I ate the frozen peaches and they were delicious, but I did eat something else, just don't remember what. I think it was milk?
Soooo stressed today, and OMG, my feet hurt so badly.
I'm such a dufus. the recruiter called to reschedule my Friday appt, from 1 to 2 pm. So, no big deal. BUTTTT, I also have an appt tomorrow at 8 am, or so I think???? ORRRRR did she call to reschedule my appt that is tomorrow to 1 pm on Friday and I AM SUPPOSED to KEEP my 2pm appt. Brain farts !!!! Only way to tell now (I didn't think of this til midnight tonight) is to call at 7 am, to confirm tomorrow's appt.
I feel like such an idiot.
Also my hip and my feet hurt. My feet hurt 100x worse than my hip. I get really swollen and red bottoms of my feet and they feel like they are ON FIRE. They also cramp very badly and are painful to the touch. I did some hunting online because this has never been this bad, and I came up with erythromelalgia, I took a look at the pics, and that seems to be what this is. Of course it is rare. But it sure sounds and looks like it.
So my stressful, pain filled day ended up with me eating a whole 8x8x2 pan (-6 bars) of pecan bars, did it help anything? I actually enjoyed myself while I was not thinking of my feet. (bad, I know). it is not going to help with the weight loss though, on top of me not wanting to exercise because of my hip and feet!
hahahaha i totally feel what you're feeling right now.
take a step back, and breathe.
i am totally chicken-brained all the time so this happens.
you will sort out the recruiter appointments.
if youre injured, maybe you should take time off to recover?
my food was actually surprisingly good yesterday. im really sore, like REALLY sore, today is my last yoga for 5 days which will give the back a nice little break. i also have to manage to pack today (which i have been completely avoiding). this should be good ha ha
I had a long post, but this laptop eats posts....so here goes a recap of what I wanted to say.
stim, sorry you are sore. You have a long enough break scheduled though. I don't think it is an injury, just my body acting wierd. There is no *point of injury*
Tyla, good job.
I am usually not so ditzy. I have just been under alot of stress, and I thought i was supposed to meet her because that was the original plan, but then she changed it to my going to the appt by myself. We do have a meeting on Friday. I have another appt tomorrow at the eye doctor, and we are going to the lake for the weekend, then I have an appt at the endocrinologist on June 14th. Then orientation starts the 18th. not to mention starting this huge paper for my new class.
Yeah, I'm a little frazzled. But, I will make it. God give me strength.

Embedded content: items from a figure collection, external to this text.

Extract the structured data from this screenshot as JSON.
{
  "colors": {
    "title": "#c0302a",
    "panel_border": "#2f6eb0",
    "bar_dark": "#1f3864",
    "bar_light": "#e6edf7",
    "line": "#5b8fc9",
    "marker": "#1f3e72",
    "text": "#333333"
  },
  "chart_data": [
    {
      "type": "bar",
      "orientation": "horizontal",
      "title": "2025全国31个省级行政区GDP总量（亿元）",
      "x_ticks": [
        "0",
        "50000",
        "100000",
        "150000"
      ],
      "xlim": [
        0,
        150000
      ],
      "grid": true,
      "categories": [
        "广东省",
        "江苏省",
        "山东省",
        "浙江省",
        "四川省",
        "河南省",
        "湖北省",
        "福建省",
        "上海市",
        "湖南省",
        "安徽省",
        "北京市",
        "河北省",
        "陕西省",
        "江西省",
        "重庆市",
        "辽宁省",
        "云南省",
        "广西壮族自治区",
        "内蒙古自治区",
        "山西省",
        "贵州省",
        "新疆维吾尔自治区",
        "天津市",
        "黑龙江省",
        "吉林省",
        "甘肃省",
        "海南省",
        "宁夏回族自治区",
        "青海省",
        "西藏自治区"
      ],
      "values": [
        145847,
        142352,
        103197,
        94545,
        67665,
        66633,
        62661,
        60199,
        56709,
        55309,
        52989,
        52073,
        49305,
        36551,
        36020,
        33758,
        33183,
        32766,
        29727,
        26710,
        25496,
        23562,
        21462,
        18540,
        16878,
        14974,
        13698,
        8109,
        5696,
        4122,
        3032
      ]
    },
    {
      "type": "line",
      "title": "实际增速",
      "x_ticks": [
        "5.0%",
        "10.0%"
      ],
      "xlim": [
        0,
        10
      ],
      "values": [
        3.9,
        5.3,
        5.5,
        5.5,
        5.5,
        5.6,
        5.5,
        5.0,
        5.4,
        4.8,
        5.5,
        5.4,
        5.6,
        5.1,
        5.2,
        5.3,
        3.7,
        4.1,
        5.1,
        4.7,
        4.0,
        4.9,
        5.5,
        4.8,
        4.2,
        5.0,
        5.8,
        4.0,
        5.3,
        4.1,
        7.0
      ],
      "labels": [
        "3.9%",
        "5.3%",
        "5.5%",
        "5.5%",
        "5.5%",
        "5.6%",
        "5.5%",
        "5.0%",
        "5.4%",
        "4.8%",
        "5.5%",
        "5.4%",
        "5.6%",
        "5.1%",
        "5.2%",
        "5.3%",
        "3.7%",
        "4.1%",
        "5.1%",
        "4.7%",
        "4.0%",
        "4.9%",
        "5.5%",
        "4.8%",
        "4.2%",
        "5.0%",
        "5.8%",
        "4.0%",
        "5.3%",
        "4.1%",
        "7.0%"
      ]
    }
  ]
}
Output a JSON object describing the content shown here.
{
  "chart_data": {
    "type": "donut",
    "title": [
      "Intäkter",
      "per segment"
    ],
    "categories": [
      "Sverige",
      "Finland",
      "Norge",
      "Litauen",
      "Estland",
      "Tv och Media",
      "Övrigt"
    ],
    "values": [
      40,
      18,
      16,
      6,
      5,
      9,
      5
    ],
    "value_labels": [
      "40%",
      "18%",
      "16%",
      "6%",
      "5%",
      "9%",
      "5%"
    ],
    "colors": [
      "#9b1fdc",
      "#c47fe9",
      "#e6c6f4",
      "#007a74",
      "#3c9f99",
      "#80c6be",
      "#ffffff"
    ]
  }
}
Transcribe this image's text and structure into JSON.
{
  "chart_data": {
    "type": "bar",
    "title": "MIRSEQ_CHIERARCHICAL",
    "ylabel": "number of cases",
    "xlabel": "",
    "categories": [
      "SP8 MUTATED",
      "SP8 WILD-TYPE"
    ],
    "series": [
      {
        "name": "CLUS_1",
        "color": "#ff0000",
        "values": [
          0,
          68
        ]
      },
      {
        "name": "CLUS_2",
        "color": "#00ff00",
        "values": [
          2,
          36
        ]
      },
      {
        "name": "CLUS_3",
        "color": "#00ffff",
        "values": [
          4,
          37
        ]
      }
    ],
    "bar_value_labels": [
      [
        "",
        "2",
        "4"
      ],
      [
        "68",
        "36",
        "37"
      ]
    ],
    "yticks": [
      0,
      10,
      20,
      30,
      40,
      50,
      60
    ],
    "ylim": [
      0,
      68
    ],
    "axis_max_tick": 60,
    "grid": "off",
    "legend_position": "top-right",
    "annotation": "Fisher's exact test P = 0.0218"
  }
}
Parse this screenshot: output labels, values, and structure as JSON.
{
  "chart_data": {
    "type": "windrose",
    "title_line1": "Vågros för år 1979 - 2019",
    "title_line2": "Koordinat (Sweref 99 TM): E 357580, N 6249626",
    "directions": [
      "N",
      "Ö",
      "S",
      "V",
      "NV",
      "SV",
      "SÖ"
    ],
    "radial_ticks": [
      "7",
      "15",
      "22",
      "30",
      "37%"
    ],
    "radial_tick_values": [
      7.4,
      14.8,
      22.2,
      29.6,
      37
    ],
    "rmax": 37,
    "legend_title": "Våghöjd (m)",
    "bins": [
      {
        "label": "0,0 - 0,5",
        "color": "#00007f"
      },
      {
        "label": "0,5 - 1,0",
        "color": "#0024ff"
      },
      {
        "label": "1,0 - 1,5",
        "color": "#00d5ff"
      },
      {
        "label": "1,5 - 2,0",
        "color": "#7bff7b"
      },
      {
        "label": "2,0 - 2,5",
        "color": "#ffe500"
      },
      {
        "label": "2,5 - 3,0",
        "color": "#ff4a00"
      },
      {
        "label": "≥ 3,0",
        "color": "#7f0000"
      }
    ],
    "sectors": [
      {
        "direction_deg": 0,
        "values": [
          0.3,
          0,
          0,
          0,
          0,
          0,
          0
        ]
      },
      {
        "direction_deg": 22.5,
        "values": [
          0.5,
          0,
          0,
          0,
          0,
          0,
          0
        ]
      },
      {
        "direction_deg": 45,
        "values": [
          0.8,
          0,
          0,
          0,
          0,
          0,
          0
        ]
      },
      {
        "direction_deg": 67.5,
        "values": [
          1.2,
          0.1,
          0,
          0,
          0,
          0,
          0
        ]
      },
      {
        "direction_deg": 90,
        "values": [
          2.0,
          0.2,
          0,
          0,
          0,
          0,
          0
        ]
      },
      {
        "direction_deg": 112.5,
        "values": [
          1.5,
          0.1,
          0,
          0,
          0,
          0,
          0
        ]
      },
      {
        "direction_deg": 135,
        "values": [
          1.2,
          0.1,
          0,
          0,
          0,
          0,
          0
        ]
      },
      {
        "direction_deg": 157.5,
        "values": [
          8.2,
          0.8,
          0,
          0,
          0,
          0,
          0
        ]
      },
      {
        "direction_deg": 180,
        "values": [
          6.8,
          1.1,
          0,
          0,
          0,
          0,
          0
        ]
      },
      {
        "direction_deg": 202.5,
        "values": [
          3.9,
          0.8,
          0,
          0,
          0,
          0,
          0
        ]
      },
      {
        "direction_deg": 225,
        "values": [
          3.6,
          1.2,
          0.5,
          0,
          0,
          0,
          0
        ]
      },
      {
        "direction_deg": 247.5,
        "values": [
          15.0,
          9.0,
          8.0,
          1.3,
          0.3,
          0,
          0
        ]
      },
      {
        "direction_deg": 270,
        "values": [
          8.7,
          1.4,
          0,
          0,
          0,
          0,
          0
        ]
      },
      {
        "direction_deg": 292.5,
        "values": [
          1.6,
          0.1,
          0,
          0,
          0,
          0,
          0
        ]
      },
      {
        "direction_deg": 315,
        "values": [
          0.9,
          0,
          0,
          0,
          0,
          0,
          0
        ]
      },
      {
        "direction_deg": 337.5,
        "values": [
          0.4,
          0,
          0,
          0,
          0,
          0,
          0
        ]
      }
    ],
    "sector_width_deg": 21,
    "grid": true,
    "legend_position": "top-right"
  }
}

I am NOT WINNING. I feel like a failure. I did about 3000 calories again today, I am so stressed and anxious about my whole life changing. Not to mention I finally checked out my new class and almost had a panic attack. First assignment is to do find 15 articles relevant to my research project. No wonder I dove headfirst into a tub of icecream.
Jen, we are all different, but when I found myself out of control the first thing I did was cut carbs for some days. That reduced my cravings and I found it easier to stay on track. Have you ever tried that? A protein breakfast helps...
Calm down, you will make it. You are astonishingly good at managing stressful situations! Have faith!
Sooo I've not posted here in a million years. (Ok like a 2 weeks or so) but it feels like a million years.
I have some amazing news.
I have not binged in a week and a half. (or so)
I've lost my first mini goal of 10bls..
AND I got accepted into the Social Work program at my school. Life is looking up for me right now.. I'm just so happy. I do not have the urge to binge right now AT ALL. It's so weird for me because around this time at night it's always there.
Now If only I could get a job everything in my life would be perfect.
You'll see that the more days you go without bingeing the easier it gets. I very rarely think of overeating now, and I even need to forcefeed myself now and then to get to my 1300 maintenance cals. I have just eaten two servings of chocolate because I had eaten fruit and salad all day and did not even get to 900 by 10 pm!
Once you decide to make a lifelong change, life gets better all the time!
You will find that job, you'll see!
Last edited by inglesita64; 06-21-2012 at 11:00 PM.
hi girlies...i'm just stopping by to make myself accountable ...i haven't binged in a while but i do overeat...like i just did on my moms pumpkin pie. :/
i'm going out with friends now so i don't have time read all your posts but i can't wait to.
next week i'm going to italy for a month and i can't wait. i decided to join a gym there and try to loose about 8 pounds while away. i have to loose at leat 2 pound before i leave. i keep losing and gaining the same 6-8 pounds + i feel so bloated. and it's so hot here that there is no way to exercise at all. and ironically i stated working in a gym bar and i get a 50% discount for fitness and all workouts and haven't gone once because i feel embarrased and i know too many people who go there so i feel a bit awkward.